Do you fit in any of these categories? Of course, we all do. So, again, what do we do?
What’s interesting, is that Paul is addressing sins of the past. It’s as if he’s saying Christians ought to behave differently than they did before they met Christ (this is what he’s saying). 

He writes, let the thief no longer steal. It was something he did. It was, in a sense, how people would have identified him.

Notice, for each person; he prescribes the antidote to their sin. It isn’t, stop doing it, but instead, start doing the opposite.

For the thief, he doesn’t say, stop stealing. Instead, he says, start working hard – with your hands – and be prepared to give some of what you’ve earned away. For those speak corruptly, start only speaking words that will build others up so you can share grace with them. For bitter, wrathful, angry, harsh, and slanderous people, start being kind, tenderhearted, and forgiving. 

This is not supposed to be easy.

I worked in student ministries for a few years, and toward the end of my time, I had a conversation with a former student that I will never forget. Throughout my time as a student pastor, I prided myself on my sarcastic humor, and my ability to make jokes with the high school students. I honestly never thought I was rude or hurtful to anyone until I spoke to Mike. 

Mike graduated a year or so before this conversation, and he had continued serving in the church after graduating high school. We were talking about me being sarcastic, and Mike said, “Have you ever thought about how maybe your sarcasm and, sorry, but sometimes meanness may have driven away some of the students who knew you well? Maybe that’s part of the reason why your ministry has suffered lately.”

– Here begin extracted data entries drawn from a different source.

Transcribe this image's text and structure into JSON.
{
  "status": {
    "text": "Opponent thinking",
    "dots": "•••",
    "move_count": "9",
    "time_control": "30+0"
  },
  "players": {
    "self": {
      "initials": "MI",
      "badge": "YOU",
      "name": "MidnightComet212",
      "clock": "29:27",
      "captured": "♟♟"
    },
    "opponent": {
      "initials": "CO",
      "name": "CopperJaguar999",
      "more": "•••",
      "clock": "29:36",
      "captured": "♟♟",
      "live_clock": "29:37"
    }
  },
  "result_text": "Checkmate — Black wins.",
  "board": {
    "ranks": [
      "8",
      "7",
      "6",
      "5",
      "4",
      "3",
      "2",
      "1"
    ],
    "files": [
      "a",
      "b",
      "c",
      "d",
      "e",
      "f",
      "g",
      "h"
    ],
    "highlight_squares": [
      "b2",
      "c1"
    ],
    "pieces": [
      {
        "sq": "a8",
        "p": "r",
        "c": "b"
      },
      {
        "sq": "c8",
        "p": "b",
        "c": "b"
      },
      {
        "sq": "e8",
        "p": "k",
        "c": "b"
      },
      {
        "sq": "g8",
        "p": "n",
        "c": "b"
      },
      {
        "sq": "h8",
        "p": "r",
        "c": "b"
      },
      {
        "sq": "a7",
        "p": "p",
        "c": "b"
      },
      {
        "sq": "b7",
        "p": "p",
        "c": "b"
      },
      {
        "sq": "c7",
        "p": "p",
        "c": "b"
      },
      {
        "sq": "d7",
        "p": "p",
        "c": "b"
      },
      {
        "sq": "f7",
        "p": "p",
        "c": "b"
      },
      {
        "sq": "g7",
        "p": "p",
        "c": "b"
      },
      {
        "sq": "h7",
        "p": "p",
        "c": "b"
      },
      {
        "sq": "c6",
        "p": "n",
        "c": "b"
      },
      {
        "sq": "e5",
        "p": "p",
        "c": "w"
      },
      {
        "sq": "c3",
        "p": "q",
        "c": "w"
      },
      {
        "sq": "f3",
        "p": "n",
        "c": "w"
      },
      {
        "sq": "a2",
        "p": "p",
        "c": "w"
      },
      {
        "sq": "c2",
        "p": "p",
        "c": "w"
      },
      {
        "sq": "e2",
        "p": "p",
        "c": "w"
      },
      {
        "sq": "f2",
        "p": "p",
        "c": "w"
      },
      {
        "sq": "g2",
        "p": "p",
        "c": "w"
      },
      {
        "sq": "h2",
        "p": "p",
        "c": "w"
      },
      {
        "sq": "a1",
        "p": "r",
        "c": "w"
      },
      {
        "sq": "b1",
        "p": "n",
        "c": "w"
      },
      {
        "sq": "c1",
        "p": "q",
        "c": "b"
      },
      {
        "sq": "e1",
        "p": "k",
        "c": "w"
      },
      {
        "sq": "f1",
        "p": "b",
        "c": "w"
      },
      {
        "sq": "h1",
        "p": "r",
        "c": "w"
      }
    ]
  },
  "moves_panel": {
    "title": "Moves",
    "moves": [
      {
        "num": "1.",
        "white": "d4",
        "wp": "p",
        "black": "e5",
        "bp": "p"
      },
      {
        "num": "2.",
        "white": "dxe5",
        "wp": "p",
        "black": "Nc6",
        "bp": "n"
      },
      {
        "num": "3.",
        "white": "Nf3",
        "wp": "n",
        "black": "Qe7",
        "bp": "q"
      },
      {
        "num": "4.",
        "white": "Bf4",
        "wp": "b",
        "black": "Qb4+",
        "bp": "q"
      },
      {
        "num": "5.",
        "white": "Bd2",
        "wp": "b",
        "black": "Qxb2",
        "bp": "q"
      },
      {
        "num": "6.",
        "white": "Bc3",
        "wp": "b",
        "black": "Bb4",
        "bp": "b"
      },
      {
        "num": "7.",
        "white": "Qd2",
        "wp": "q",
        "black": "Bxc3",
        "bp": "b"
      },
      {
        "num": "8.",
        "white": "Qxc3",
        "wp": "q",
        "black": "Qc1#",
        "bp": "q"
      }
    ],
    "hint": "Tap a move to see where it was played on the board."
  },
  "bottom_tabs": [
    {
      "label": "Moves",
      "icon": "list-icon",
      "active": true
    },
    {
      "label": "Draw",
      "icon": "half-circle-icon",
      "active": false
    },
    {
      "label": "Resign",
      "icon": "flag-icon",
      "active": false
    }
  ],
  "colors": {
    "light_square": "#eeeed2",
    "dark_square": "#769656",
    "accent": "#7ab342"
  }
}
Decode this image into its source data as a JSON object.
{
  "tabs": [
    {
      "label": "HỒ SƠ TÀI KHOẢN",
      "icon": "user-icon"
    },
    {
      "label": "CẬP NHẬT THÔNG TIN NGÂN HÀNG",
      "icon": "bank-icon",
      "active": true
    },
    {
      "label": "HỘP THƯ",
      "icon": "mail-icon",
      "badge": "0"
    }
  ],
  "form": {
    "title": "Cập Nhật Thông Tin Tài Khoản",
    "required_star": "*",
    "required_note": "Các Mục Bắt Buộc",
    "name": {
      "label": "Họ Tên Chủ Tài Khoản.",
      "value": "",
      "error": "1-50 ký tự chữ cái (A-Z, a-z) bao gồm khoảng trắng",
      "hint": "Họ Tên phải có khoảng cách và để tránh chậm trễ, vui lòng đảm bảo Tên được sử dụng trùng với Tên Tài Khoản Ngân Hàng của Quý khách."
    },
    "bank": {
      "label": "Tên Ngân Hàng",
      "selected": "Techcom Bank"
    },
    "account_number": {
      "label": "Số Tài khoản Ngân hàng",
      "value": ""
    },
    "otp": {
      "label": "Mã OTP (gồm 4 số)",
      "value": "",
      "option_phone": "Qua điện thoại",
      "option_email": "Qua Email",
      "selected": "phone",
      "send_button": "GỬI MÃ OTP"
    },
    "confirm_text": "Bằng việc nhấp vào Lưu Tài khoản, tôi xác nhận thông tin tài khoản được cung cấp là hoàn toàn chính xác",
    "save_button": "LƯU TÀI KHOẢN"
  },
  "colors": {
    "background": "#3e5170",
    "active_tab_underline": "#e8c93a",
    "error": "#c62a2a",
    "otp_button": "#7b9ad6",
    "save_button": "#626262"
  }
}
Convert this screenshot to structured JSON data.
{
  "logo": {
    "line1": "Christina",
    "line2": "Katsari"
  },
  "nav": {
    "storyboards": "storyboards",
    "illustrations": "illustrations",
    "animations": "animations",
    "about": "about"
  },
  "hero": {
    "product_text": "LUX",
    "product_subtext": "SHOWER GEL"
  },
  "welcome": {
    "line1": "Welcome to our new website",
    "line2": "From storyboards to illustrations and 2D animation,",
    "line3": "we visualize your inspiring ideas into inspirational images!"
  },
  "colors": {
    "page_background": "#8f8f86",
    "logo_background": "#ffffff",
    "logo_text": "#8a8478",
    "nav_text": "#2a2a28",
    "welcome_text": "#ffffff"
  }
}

Bam. It hit me like a ton of bricks. It was one of those times in which you knew the person who had made you feel awful was completely right. I didn’t spend hardly any time telling the people I led how much they meant to me – how much I appreciated them. I spent more time making jokes and poking fun at them than I did telling them the things I enjoyed about them. Showing appreciation wasn’t something that came naturally to me. And, because I didn’t show appreciation, people – my students especially – didn’t know how much I valued them.

All of us, no matter our background, will admit we’ve brought baggage from our life before Christ into our new life. Whether it’s heavy doses of sarcasm, or stealing, lying, lust, slander, anger, etc., we know that it’s difficult to overcome these things.

I cannot write this and tell you I’ve figured out how to overcome my insensitivity and unappreciative behavior, but I can tell you I’ve improved and moved past allowing it to be my response in any situation. I was able to do this through the wisdom of a former student and the brilliant passage we’ve looked at today. I decided I was going to try to do the opposite of poke fun, and tell others how and why I appreciate them more often. 

This isn’t natural to us, it’s supernatural. We have to submit ourselves to God and ask him to help us produce the fruit that ultimately helps us to eliminate the sin in our lives to which we – over and over – choose to be enslaved. Finally, Paul wraps up this passage with a perfect reminder. He ends it with the reminder that Christ has forgiven us. The gospel message ought to drive us into good works and pull us further and further from the bad. That is my prayer today, for you and me. 

What about you? What opposite behaviors can you start today to fight against the sin in your life?